La posa vera e propria e il rispetto dei tempi di cura

Cartuccia in mano, si spinge il sigillante con pressione costante, accompagnando il beccuccio a 45 gradi e colmando l’interstizio dall’interno verso l’esterno. In ambienti domestici la lisciatura con spatola umida di acqua e sapone neutro rende il cordolo concavo, pronto a dilatarsi. Anche se molte etichette promettono “indurimento in due ore”, la tenuta reale all’acqua si raggiunge dopo ventiquattro; esporre il giunto a docce o pioggia battente prima della reticolazione completa può generare micro-canalizzazioni invisibili che, con il tempo, reinnescano l’infiltrazione.

Quando serve un prodotto sott’acqua o in emergenza

Nel caso si debba intervenire su un giunto ancora bagnato a causa di infiltrazione attiva, alcuni siliconi neutri “wet surface” o gli MS monocomponente ultra-rapidi polimerizzano per umidità e si aggrappano anche in presenza d’acqua corrente leggera. Sono pensati per riparazioni di tubazioni, manicotti in PVC o passanti di tetto in giorni di pioggia ininterrotta; il loro costo è superiore, ma evitano di aspettare l’asciugatura completa che, su supporti spugnosi, può richiedere settimane.
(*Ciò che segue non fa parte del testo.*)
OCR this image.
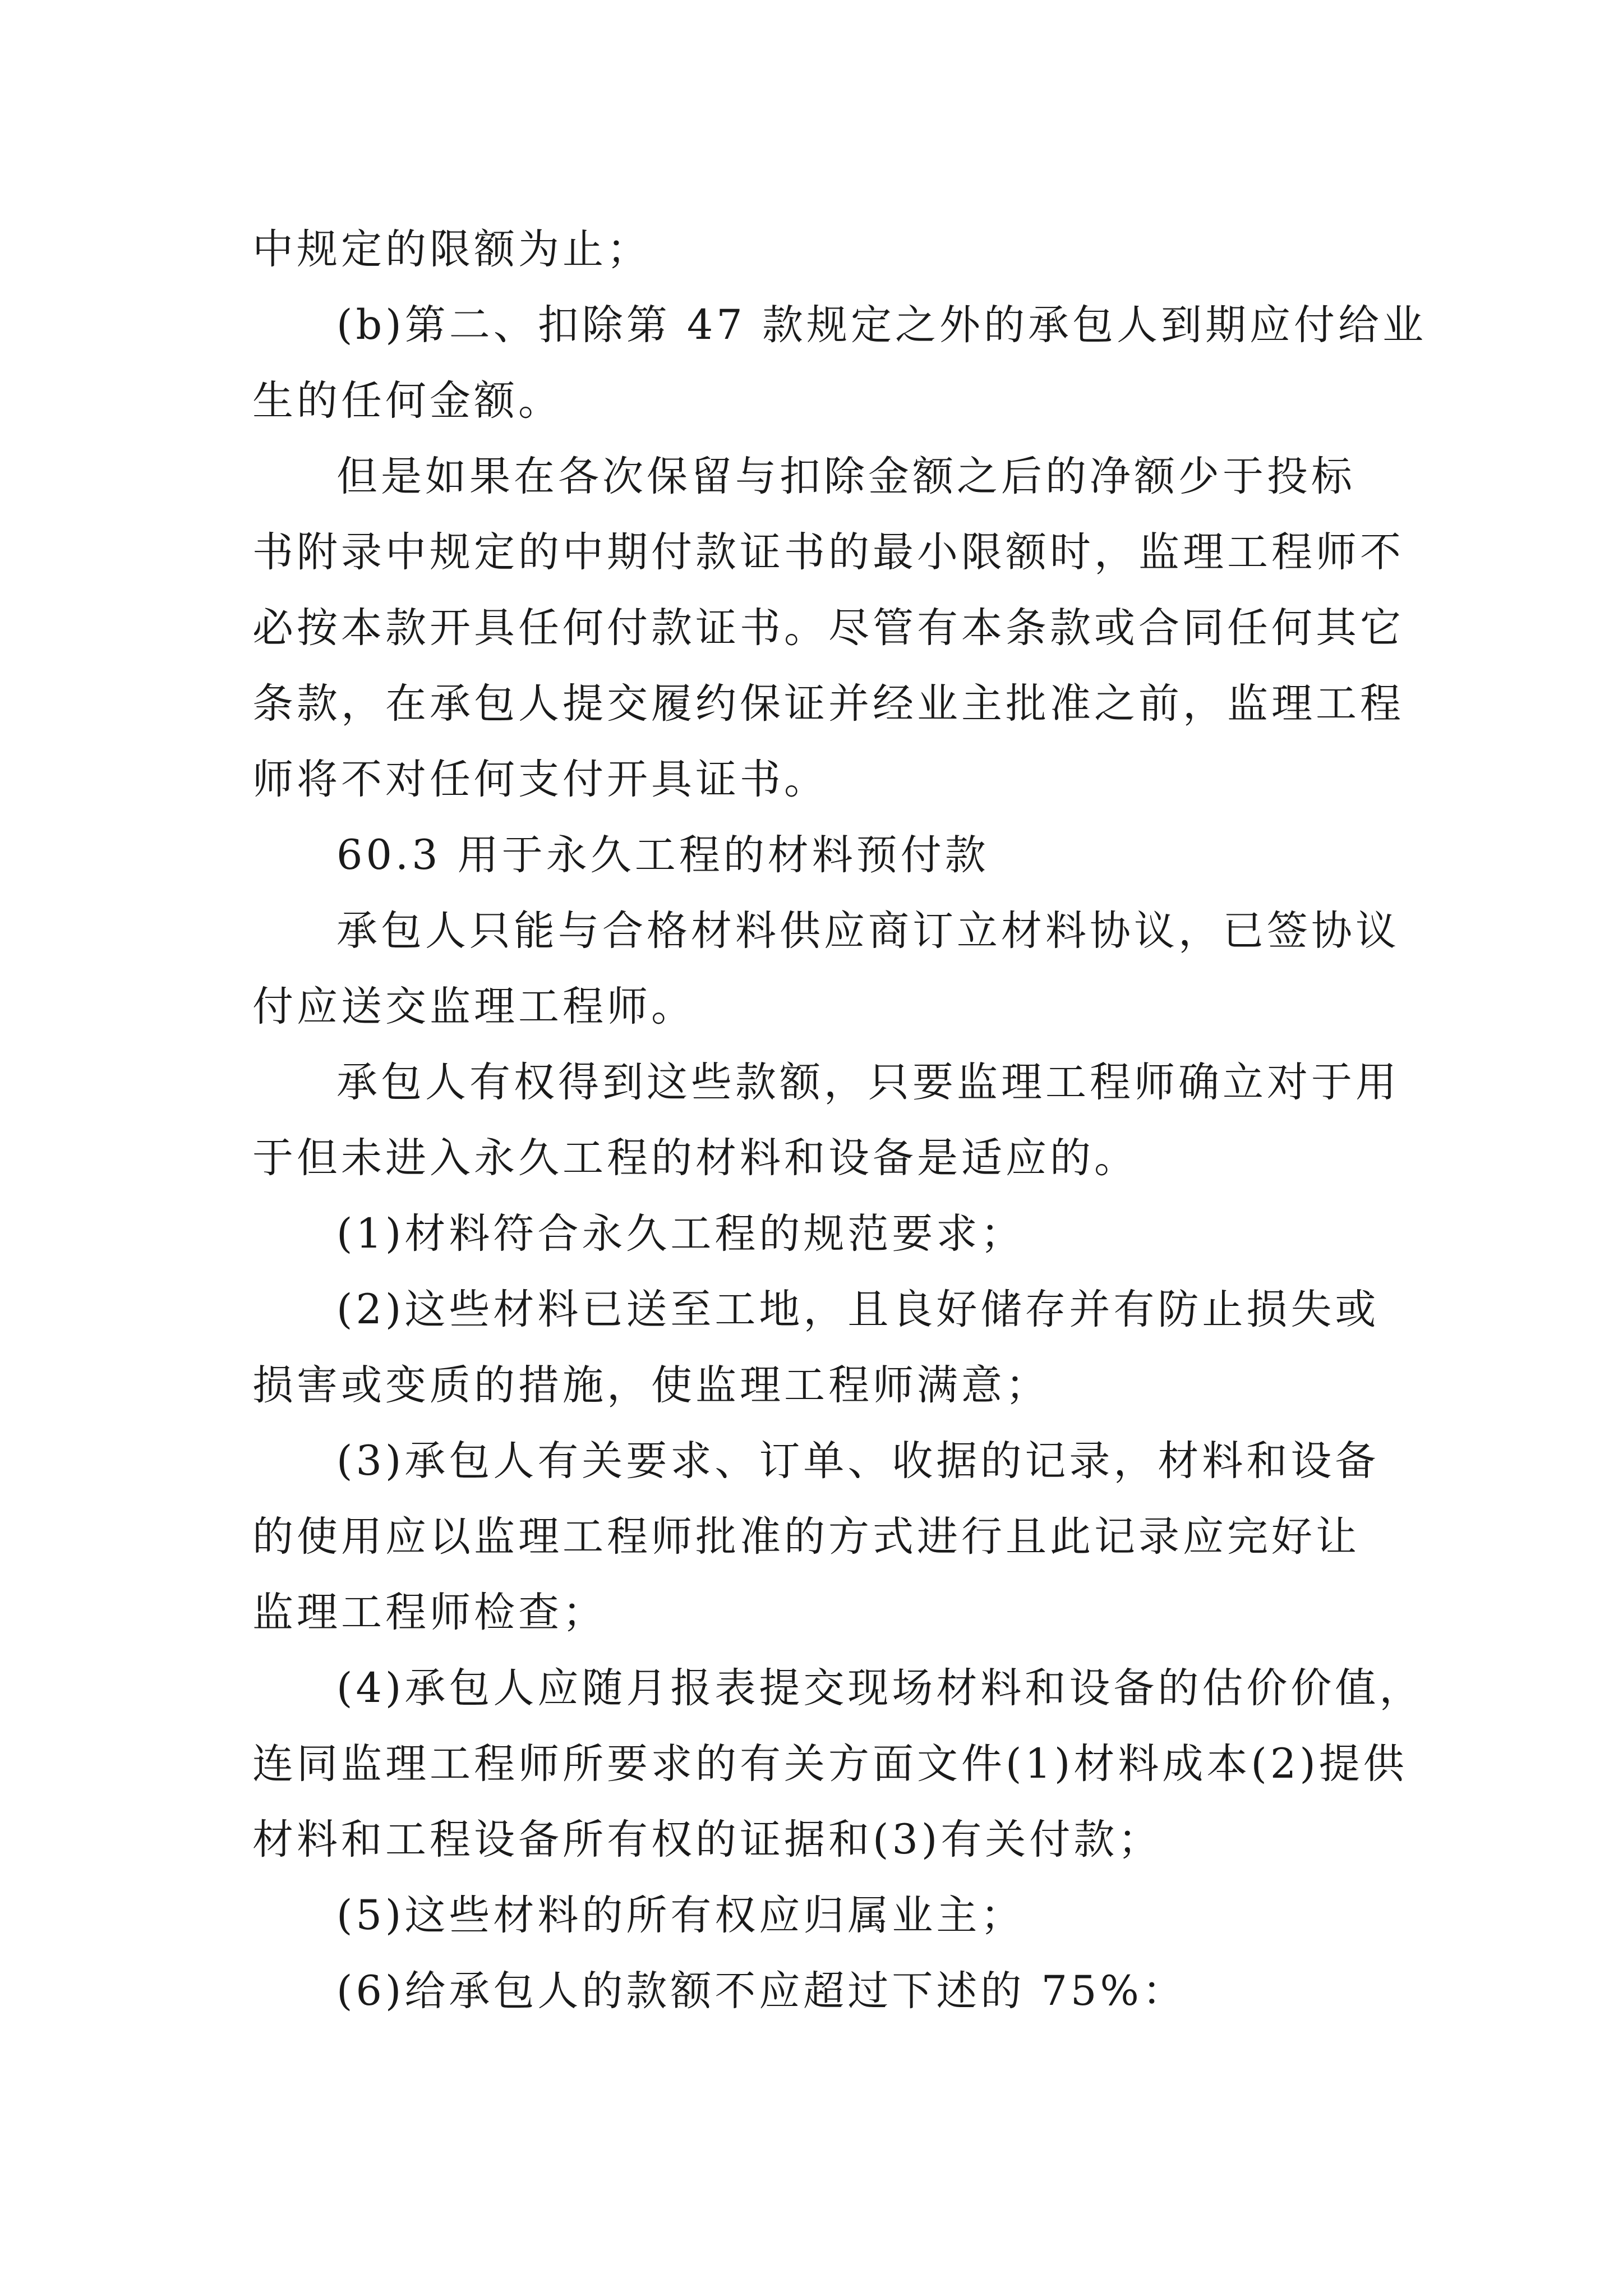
中规定的限额为止；
(b)第二、扣除第 47 款规定之外的承包人到期应付给业
生的任何金额。
但是如果在各次保留与扣除金额之后的净额少于投标
书附录中规定的中期付款证书的最小限额时，监理工程师不
必按本款开具任何付款证书。尽管有本条款或合同任何其它
条款，在承包人提交履约保证并经业主批准之前，监理工程
师将不对任何支付开具证书。
60.3 用于永久工程的材料预付款
承包人只能与合格材料供应商订立材料协议，已签协议
付应送交监理工程师。
承包人有权得到这些款额，只要监理工程师确立对于用
于但未进入永久工程的材料和设备是适应的。
(1)材料符合永久工程的规范要求；
(2)这些材料已送至工地，且良好储存并有防止损失或
损害或变质的措施，使监理工程师满意；
(3)承包人有关要求、订单、收据的记录，材料和设备
的使用应以监理工程师批准的方式进行且此记录应完好让
监理工程师检查；
(4)承包人应随月报表提交现场材料和设备的估价价值，
连同监理工程师所要求的有关方面文件(1)材料成本(2)提供
材料和工程设备所有权的证据和(3)有关付款；
(5)这些材料的所有权应归属业主；
(6)给承包人的款额不应超过下述的 75%：
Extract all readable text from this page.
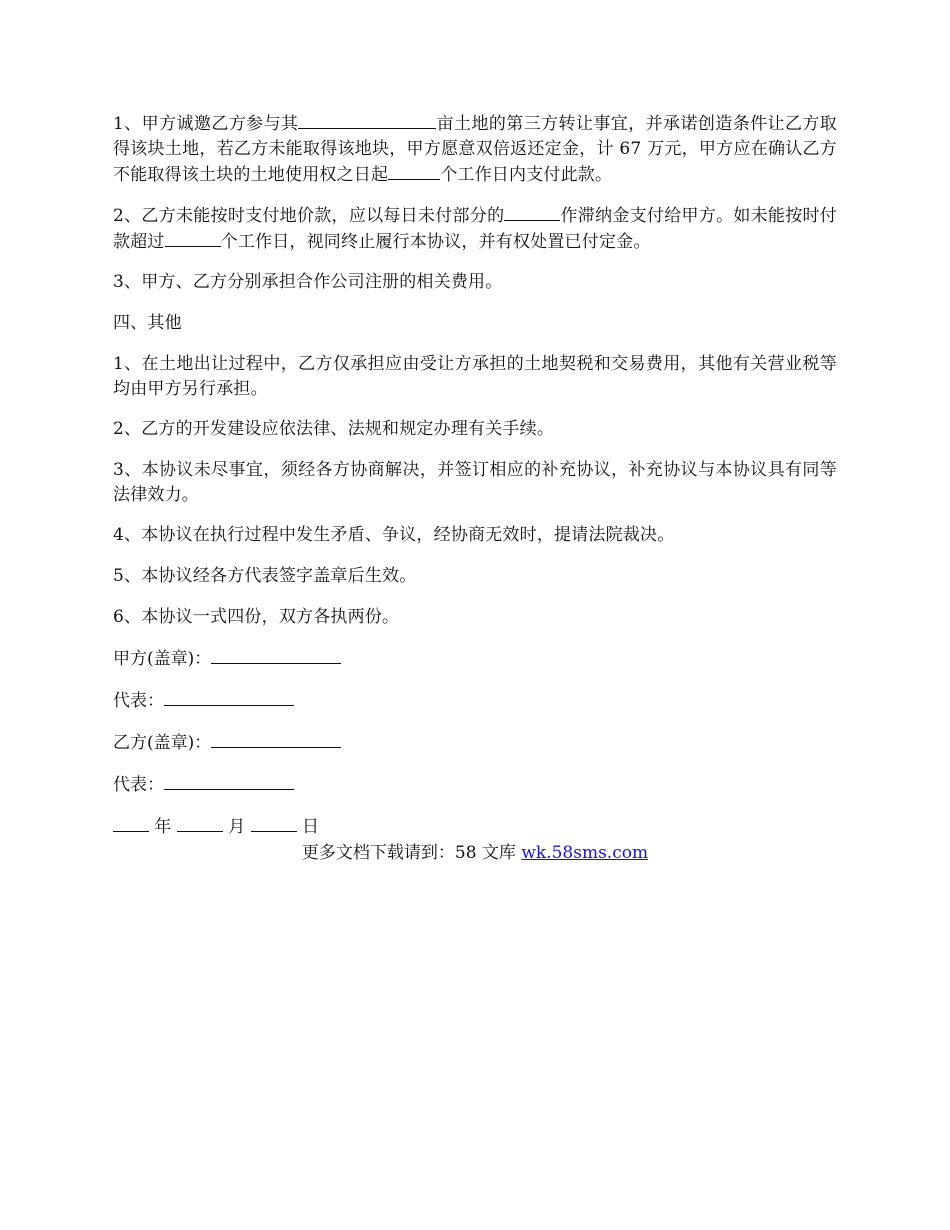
1、甲方诚邀乙方参与其	亩土地的第三方转让事宜，并承诺创造条件让乙方取得该块土地，若乙方未能取得该地块，甲方愿意双倍返还定金，计 67 万元，甲方应在确认乙方不能取得该土块的土地使用权之日起	个工作日内支付此款。

2、乙方未能按时支付地价款，应以每日未付部分的	作滞纳金支付给甲方。如未能按时付款超过	个工作日，视同终止履行本协议，并有权处置已付定金。

3、甲方、乙方分别承担合作公司注册的相关费用。

四、其他

1、在土地出让过程中，乙方仅承担应由受让方承担的土地契税和交易费用，其他有关营业税等均由甲方另行承担。

2、乙方的开发建设应依法律、法规和规定办理有关手续。

3、本协议未尽事宜，须经各方协商解决，并签订相应的补充协议，补充协议与本协议具有同等法律效力。

4、本协议在执行过程中发生矛盾、争议，经协商无效时，提请法院裁决。

5、本协议经各方代表签字盖章后生效。

6、本协议一式四份，双方各执两份。

甲方(盖章)：
代表：
乙方(盖章)：
代表：
年	月	日
更多文档下载请到：58 文库 wk.58sms.com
Conclusione: scegliere consapevolmente per evitare doppio lavoro

Affrontare un’infiltrazione d’acqua con il silicone sbagliato significa spesso rimandare di qualche mese il problema e complicare la riparazione successiva. L’acetico resta imbattibile su vetro e ceramica in ambienti sanitari, il neutro assicura adesione estesa e assenza di corrosione, l’ibrido MS unisce elasticità e pitturabilità in esterni multistrato. Letta l’etichetta e rispettate le classi ISO o EN, il successo dipenderà poi dal metodo: rimozione totale del vecchio sigillante, pulizia meticolosa, uso del primer quando prescritto e rispetto dei tempi di vulcanizzazione. Con questi accorgimenti, il cordolo appena steso diventa una barriera durevole, capace di restituire a tetti, telai o piastrelle la tenuta originaria e di riportare la zona danneggiata a una lunga stagione di serenità impermeabile.